# Larry King tonight



## govols (Feb 1, 2005)

Larry King is hosting the "Evangelicals" tonight at 9:00 on the Communist News Network, otherwise known as CNN.

Franklin Graham, The Leisure suit LeHayes, T.D. Jakes, ...


----------



## C. Matthew McMahon (Feb 1, 2005)

After that line up, why would we want to call outselves _evangelicals_ today?


----------



## Scott Bushey (Feb 1, 2005)

Exactly


----------



## Craig (Feb 1, 2005)

> _Originally posted by joshua_
> T.D. Jakes! Woo hoo!


Bowels, though art loosed!


----------



## RamistThomist (Feb 1, 2005)

I repudiated the term Evangelical a long time ago. Who knows, this might drive people into the Reformed Camp.


----------



## matthew11v25 (Feb 1, 2005)

> _Originally posted by webmaster_
> After that line up, why would we want to call outselves _evangelicals_ today?



True.


----------



## blhowes (Feb 1, 2005)

> _Originally posted by Paul manata_
> is anyone watching this? Find the fallacies parlor game! This is horrible!

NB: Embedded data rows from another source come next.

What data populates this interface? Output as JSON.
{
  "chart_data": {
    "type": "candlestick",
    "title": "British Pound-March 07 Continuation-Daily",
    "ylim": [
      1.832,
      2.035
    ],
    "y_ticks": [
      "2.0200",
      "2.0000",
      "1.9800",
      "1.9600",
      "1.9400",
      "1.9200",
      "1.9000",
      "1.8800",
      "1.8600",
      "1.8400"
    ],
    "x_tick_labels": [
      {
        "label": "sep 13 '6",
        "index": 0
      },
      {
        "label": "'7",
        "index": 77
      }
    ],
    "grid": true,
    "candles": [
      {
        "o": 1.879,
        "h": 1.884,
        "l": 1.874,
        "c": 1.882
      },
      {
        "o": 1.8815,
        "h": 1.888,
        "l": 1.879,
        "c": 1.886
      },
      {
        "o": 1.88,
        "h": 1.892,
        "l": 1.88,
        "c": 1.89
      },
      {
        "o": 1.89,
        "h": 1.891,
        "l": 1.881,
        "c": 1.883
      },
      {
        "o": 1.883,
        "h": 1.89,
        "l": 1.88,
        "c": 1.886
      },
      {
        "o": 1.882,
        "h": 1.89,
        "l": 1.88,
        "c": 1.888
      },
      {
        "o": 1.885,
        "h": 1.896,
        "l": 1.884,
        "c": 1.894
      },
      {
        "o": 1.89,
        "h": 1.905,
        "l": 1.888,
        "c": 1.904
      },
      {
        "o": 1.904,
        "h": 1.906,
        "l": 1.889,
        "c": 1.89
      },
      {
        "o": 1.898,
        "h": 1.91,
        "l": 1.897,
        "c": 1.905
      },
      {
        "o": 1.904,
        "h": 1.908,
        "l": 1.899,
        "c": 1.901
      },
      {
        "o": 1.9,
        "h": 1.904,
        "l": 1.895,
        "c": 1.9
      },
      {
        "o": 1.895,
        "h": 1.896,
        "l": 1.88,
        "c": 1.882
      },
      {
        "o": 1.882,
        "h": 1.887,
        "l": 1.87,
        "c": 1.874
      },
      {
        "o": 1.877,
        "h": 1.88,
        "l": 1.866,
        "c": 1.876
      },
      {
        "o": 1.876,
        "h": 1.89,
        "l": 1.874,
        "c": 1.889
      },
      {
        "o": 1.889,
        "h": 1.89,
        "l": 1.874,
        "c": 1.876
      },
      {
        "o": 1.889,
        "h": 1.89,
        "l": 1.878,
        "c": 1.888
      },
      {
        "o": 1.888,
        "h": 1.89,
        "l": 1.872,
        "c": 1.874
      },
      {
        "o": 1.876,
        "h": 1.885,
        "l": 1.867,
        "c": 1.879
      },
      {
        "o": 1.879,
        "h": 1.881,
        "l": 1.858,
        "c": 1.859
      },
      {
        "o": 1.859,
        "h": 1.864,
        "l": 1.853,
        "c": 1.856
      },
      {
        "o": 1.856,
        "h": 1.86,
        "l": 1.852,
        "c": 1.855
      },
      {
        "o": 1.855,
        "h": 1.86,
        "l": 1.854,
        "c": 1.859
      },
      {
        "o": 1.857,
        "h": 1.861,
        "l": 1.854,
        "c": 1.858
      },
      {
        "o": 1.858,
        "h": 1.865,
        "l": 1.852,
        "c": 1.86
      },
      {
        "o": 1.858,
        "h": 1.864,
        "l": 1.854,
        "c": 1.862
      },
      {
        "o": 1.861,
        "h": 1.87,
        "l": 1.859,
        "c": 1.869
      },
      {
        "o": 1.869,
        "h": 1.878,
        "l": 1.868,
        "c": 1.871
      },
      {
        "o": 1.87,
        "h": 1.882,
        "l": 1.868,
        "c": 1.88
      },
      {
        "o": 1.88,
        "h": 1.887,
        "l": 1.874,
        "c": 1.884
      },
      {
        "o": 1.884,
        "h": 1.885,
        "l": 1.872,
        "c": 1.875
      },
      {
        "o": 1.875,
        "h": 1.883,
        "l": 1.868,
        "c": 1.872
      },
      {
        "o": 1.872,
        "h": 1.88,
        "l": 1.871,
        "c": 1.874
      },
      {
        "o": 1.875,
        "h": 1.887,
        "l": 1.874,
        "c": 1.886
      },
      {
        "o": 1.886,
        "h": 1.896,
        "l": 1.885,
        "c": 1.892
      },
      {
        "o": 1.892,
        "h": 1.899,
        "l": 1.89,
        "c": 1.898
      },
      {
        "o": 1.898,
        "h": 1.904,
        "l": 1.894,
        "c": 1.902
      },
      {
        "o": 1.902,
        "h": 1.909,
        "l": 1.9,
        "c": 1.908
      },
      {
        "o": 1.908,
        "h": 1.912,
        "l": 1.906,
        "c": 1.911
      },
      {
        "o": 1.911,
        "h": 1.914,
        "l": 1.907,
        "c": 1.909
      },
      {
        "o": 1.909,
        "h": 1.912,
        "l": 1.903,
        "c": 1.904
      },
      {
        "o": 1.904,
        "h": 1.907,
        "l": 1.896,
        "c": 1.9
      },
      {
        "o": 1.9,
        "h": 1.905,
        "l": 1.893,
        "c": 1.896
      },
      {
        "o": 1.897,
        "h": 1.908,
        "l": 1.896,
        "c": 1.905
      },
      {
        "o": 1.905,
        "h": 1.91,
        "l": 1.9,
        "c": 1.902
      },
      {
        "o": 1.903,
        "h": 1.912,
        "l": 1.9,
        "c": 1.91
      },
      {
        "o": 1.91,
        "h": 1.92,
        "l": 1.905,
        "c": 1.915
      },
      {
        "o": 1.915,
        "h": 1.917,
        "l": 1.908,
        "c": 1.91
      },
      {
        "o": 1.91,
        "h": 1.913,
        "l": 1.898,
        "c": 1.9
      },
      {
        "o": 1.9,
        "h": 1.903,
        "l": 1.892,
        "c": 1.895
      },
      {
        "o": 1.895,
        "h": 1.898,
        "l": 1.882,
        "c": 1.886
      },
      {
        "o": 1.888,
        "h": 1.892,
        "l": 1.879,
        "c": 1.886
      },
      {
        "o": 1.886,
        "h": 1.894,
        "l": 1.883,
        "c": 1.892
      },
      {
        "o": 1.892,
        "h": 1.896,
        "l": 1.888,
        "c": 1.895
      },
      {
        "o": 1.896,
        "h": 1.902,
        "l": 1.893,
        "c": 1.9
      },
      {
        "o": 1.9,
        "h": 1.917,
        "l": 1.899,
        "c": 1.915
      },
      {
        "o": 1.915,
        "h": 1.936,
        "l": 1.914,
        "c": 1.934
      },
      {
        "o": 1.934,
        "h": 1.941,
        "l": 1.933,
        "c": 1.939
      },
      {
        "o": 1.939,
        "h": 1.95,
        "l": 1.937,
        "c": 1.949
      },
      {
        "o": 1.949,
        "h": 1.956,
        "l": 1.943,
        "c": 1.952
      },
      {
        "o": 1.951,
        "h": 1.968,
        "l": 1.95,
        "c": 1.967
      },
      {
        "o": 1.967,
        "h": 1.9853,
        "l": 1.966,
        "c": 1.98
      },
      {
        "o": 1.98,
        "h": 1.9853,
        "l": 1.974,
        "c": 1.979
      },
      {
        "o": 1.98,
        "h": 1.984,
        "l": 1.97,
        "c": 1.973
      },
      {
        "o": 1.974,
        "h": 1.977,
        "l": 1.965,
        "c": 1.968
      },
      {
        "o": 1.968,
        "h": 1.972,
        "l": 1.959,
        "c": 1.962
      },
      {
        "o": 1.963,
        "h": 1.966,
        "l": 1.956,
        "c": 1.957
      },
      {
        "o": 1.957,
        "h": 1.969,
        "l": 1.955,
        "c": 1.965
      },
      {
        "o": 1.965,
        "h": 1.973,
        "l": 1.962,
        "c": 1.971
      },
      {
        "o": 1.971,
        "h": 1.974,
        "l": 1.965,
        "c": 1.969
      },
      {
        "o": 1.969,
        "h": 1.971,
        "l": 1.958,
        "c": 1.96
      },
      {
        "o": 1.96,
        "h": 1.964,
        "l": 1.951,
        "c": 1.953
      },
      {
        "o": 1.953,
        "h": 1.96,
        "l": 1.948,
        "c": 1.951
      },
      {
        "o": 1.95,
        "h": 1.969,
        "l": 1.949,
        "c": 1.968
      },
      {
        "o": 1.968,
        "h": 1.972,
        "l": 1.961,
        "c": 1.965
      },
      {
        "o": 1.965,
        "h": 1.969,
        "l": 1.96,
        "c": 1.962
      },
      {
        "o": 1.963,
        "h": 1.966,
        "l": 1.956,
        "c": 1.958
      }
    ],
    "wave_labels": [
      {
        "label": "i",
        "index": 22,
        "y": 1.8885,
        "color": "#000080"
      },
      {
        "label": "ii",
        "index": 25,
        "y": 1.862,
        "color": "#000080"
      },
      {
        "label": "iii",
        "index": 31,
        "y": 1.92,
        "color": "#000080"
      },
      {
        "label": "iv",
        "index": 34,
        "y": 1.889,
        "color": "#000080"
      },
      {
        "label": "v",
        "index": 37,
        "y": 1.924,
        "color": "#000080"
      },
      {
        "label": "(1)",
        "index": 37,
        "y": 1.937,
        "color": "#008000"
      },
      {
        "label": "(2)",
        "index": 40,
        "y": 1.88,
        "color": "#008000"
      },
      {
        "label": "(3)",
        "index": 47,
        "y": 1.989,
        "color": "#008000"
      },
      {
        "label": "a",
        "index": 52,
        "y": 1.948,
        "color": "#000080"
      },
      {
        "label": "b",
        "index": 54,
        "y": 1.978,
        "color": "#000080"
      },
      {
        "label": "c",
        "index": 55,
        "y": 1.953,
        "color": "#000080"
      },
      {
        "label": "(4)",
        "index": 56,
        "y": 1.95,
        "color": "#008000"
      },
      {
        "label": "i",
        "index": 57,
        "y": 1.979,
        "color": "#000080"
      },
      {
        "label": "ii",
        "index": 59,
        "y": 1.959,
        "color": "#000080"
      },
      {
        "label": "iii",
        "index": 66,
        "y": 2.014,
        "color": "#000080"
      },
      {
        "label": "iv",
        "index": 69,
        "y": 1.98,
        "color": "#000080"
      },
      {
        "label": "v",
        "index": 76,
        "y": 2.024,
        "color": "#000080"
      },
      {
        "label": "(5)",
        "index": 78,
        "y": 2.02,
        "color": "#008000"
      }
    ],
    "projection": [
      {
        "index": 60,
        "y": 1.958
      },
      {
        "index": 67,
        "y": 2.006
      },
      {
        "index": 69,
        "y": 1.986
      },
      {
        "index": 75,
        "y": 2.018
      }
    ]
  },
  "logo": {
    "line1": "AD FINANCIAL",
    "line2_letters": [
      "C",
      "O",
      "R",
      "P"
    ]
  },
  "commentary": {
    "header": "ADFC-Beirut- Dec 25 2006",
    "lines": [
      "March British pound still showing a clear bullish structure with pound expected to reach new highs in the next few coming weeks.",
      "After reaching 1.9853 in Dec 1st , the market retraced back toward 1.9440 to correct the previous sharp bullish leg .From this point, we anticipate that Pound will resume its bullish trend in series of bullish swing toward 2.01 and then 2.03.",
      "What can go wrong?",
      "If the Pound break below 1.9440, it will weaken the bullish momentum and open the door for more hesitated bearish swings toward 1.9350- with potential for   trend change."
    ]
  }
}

So far, the best answer I've heard to Larry's questions was Franklin Graham's response to the question about the Psunami tragedy. He brought up the scriptures about two disasters and Jesus said "Except ye repent, ye shall likewise perish".


----------



## turmeric (Feb 1, 2005)

> So far, the best answer I've heard to Larry's questions was Franklin Graham's response to the question about the Psunami tragedy. He brought up the scriptures about two disasters and Jesus said "Except ye repent, ye shall likewise perish".



He's gonna lose his Evanjellyfish license for that!

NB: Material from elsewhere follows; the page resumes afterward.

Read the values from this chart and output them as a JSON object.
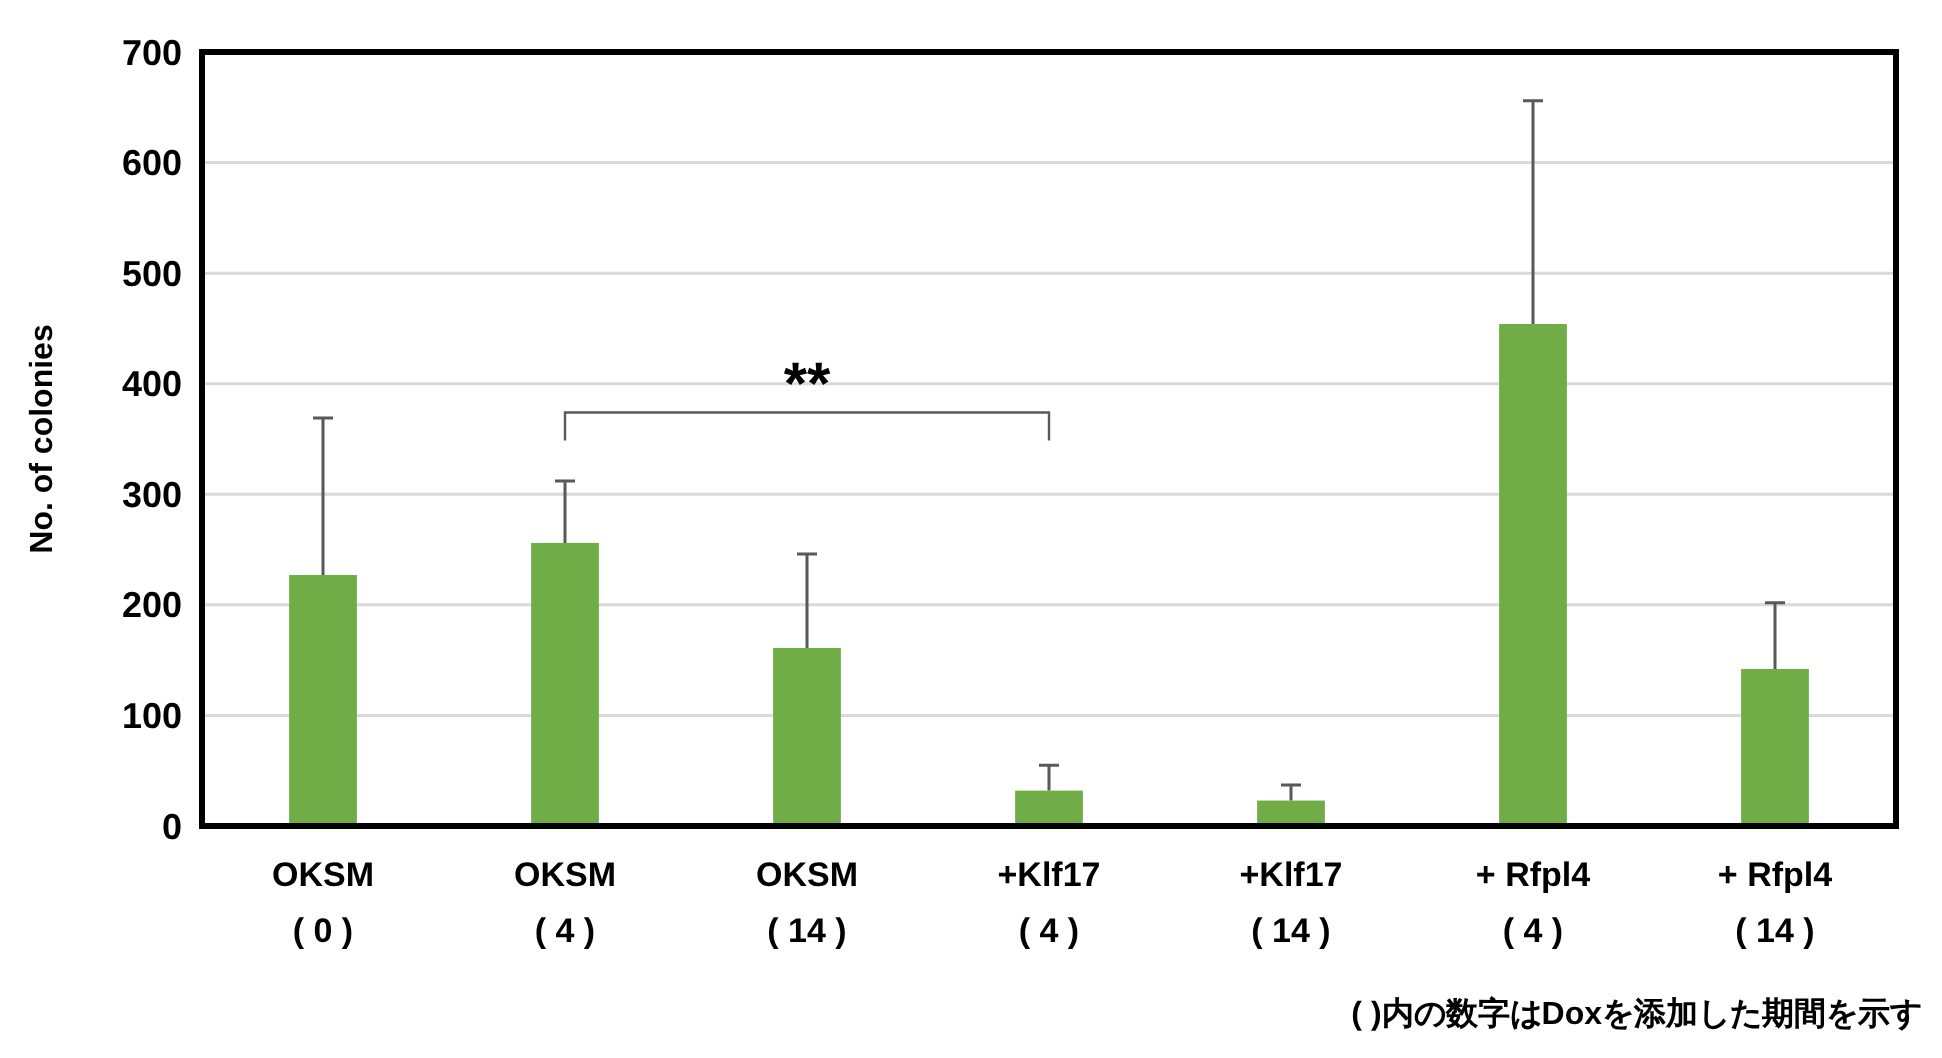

[Edited on 2-2-2005 by turmeric]


----------



## SolaScriptura (Feb 1, 2005)

You people are SO mean spirited!
Don't you know that what's really important is that you just love Jesus?


----------



## hhtuck (Feb 2, 2005)

*Yikes.*

I only caught like 5 minutes of this in the breakroom... which was enough to know that I wasn't missing anything. I'm glad I wasn't at home, because I know my wife would have been upset with me for screaming at the TV. 

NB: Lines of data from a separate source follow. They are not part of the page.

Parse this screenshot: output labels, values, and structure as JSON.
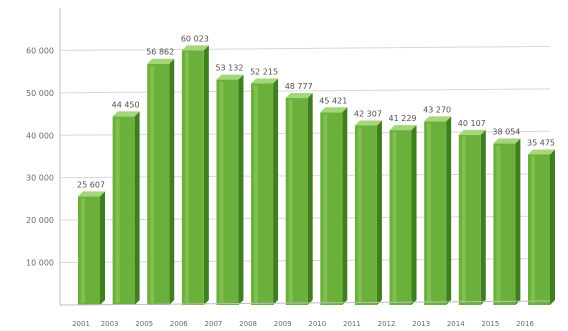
{
  "chart_data": {
    "type": "bar",
    "title": "",
    "xlabel": "",
    "ylabel": "",
    "ylim": [
      0,
      70000
    ],
    "grid": true,
    "legend": "none",
    "colors": {
      "bar_front": "#6ab03b",
      "bar_side": "#3f7f20",
      "bar_top": "#a6d67b",
      "grid": "#d8d8d8",
      "axis": "#bdbdbd",
      "background": "#ffffff"
    },
    "y_ticks": [
      {
        "value": 10000,
        "label": "10 000"
      },
      {
        "value": 20000,
        "label": "20 000"
      },
      {
        "value": 30000,
        "label": "30 000"
      },
      {
        "value": 40000,
        "label": "40 000"
      },
      {
        "value": 50000,
        "label": "50 000"
      },
      {
        "value": 60000,
        "label": "60 000"
      }
    ],
    "categories": [
      "2001",
      "2003",
      "2005",
      "2006",
      "2007",
      "2008",
      "2009",
      "2010",
      "2011",
      "2012",
      "2013",
      "2014",
      "2015",
      "2016"
    ],
    "x_tick_labels": [
      "2001",
      "2003",
      "2005",
      "2006",
      "2007",
      "2008",
      "2009",
      "2010",
      "2011",
      "2012",
      "2013",
      "2014",
      "2015",
      "2016"
    ],
    "values": [
      25607,
      44450,
      56862,
      60023,
      53132,
      52215,
      48777,
      45421,
      42307,
      41229,
      43270,
      40107,
      38054,
      35475
    ],
    "data_labels": [
      "25 607",
      "44 450",
      "56 862",
      "60 023",
      "53 132",
      "52 215",
      "48 777",
      "45 421",
      "42 307",
      "41 229",
      "43 270",
      "40 107",
      "38 054",
      "35 475"
    ]
  }
}
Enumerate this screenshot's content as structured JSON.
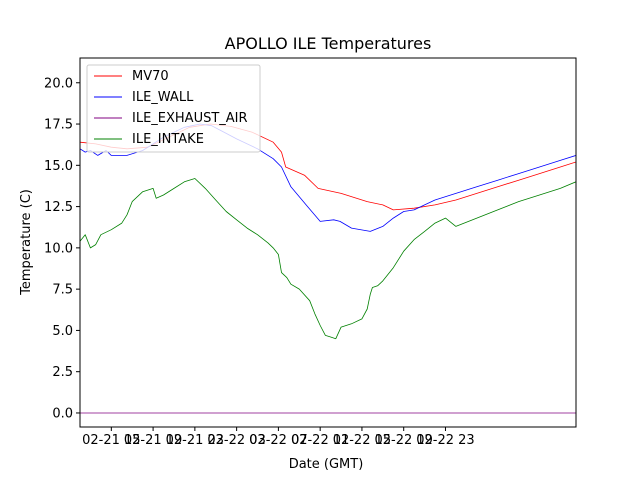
{
  "chart_data": {
    "type": "line",
    "title": "APOLLO ILE Temperatures",
    "xlabel": "Date (GMT)",
    "ylabel": "Temperature (C)",
    "xlim": [
      12,
      59.5
    ],
    "ylim": [
      -0.85,
      21.5
    ],
    "x_unit": "hours since 02-21 00:00 GMT",
    "x_ticks": [
      {
        "value": 15,
        "label": "02-21 15"
      },
      {
        "value": 19,
        "label": "02-21 19"
      },
      {
        "value": 23,
        "label": "02-21 23"
      },
      {
        "value": 27,
        "label": "02-22 03"
      },
      {
        "value": 31,
        "label": "02-22 07"
      },
      {
        "value": 35,
        "label": "02-22 11"
      },
      {
        "value": 39,
        "label": "02-22 15"
      },
      {
        "value": 43,
        "label": "02-22 19"
      },
      {
        "value": 47,
        "label": "02-22 23"
      }
    ],
    "y_ticks": [
      {
        "value": 0.0,
        "label": "0.0"
      },
      {
        "value": 2.5,
        "label": "2.5"
      },
      {
        "value": 5.0,
        "label": "5.0"
      },
      {
        "value": 7.5,
        "label": "7.5"
      },
      {
        "value": 10.0,
        "label": "10.0"
      },
      {
        "value": 12.5,
        "label": "12.5"
      },
      {
        "value": 15.0,
        "label": "15.0"
      },
      {
        "value": 17.5,
        "label": "17.5"
      },
      {
        "value": 20.0,
        "label": "20.0"
      }
    ],
    "legend_position": "top-left",
    "series": [
      {
        "name": "MV70",
        "color": "#ff0000",
        "x": [
          12,
          13.5,
          15,
          16.5,
          18.5,
          20.5,
          22.5,
          24.5,
          26.5,
          28.5,
          30.5,
          31.3,
          31.7,
          33.5,
          34.8,
          37,
          39.5,
          41,
          42,
          44,
          46,
          48,
          50,
          52,
          54,
          56,
          58,
          59.5
        ],
        "values": [
          16.4,
          16.3,
          16.1,
          16.0,
          16.1,
          16.7,
          17.3,
          17.5,
          17.35,
          17.0,
          16.4,
          15.8,
          14.9,
          14.4,
          13.6,
          13.3,
          12.8,
          12.6,
          12.3,
          12.4,
          12.6,
          12.9,
          13.3,
          13.7,
          14.1,
          14.5,
          14.9,
          15.2
        ]
      },
      {
        "name": "ILE_WALL",
        "color": "#0000ff",
        "x": [
          12,
          12.5,
          13,
          13.7,
          14.5,
          15,
          16.5,
          18,
          20,
          22,
          23.5,
          24.6,
          25.5,
          27,
          29,
          30.5,
          31.3,
          32.2,
          33.8,
          35,
          36.3,
          36.9,
          38,
          39.8,
          41,
          42,
          43,
          44,
          45,
          46,
          48,
          50,
          52,
          54,
          56,
          58,
          59.5
        ],
        "values": [
          16.0,
          15.8,
          15.9,
          15.6,
          15.9,
          15.6,
          15.6,
          15.9,
          16.7,
          17.3,
          17.5,
          17.4,
          17.1,
          16.6,
          16.0,
          15.4,
          14.9,
          13.7,
          12.5,
          11.6,
          11.7,
          11.6,
          11.2,
          11.0,
          11.3,
          11.8,
          12.2,
          12.3,
          12.6,
          12.9,
          13.3,
          13.7,
          14.1,
          14.5,
          14.9,
          15.3,
          15.6
        ]
      },
      {
        "name": "ILE_EXHAUST_AIR",
        "color": "#800080",
        "x": [
          12,
          59.5
        ],
        "values": [
          0.0,
          0.0
        ]
      },
      {
        "name": "ILE_INTAKE",
        "color": "#008000",
        "x": [
          12,
          12.5,
          13,
          13.5,
          14,
          15,
          16,
          16.5,
          17,
          18,
          19,
          19.3,
          20,
          21,
          22,
          23,
          24,
          25,
          26,
          27,
          28,
          29,
          30,
          30.5,
          31,
          31.3,
          31.8,
          32.2,
          33,
          34,
          34.5,
          35,
          35.5,
          36,
          36.5,
          37,
          38,
          39,
          39.5,
          39.8,
          40,
          40.5,
          41,
          42,
          43,
          44,
          45,
          46,
          47,
          48,
          50,
          52,
          54,
          56,
          58,
          59.5
        ],
        "values": [
          10.4,
          10.8,
          10.0,
          10.2,
          10.8,
          11.1,
          11.5,
          12.0,
          12.8,
          13.4,
          13.6,
          13.0,
          13.2,
          13.6,
          14.0,
          14.2,
          13.6,
          12.9,
          12.2,
          11.7,
          11.2,
          10.8,
          10.3,
          10.0,
          9.6,
          8.5,
          8.2,
          7.8,
          7.5,
          6.8,
          6.0,
          5.3,
          4.7,
          4.6,
          4.5,
          5.2,
          5.4,
          5.7,
          6.3,
          7.2,
          7.6,
          7.7,
          8.0,
          8.8,
          9.8,
          10.5,
          11.0,
          11.5,
          11.8,
          11.3,
          11.8,
          12.3,
          12.8,
          13.2,
          13.6,
          14.0
        ]
      }
    ]
  }
}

They sounded like a bunch of scuzzy politicians. What an embarrassment.

God help us.


----------



## LadyFlynt (Feb 2, 2005)

Hey, my post got removed from here! better go check my post count....mumblemumble....


----------



## blhowes (Feb 2, 2005)

> _Originally posted by Paul manata_
> I don't know if we can say that the tsunami was brought for judgment. it may be, but I don't think we can say it without revelation.


I agree with you that we can't dogmatically say that the tsunami was brought about for judgment. My take on Graham's response was not that he was saying the tsunami was brought about for judgment. I came away with the thought that he was saying its a fact that the tragedy happened, God allowed it to happen, and you need to repent or you will likewise perish. Was that your take?

I didn't watch the whole thing, but managed to catch maybe 10 or 15 minutes of it. Were there any other things said in the rest of the show that you thought were good?

Apart from this one statement, I don't recall much said that would prompt me to give a hearty AMEN! to. I couldn't believe it when Lahaye (I think) was talking about the end time signs and Larry King said, "So, you mean I don't have a free will?". They quickly addressed that objection by reaffirming the power of our free will!

I had never heard of TD Jakes before. They showed a clip of him "powerfully" preaching and stirring up his congregation. He didn't seem to display that same power (in my opinion) last night.

[Edited on 2-2-2005 by blhowes]


----------



## ChristianTrader (Feb 2, 2005)

> _Originally posted by Paul manata_
> 
> 
> > _Originally posted by blhowes_
> ...



Couldnt one say that it was judgment but also say that we probably are unable to pin it on any particular sin.

CT


----------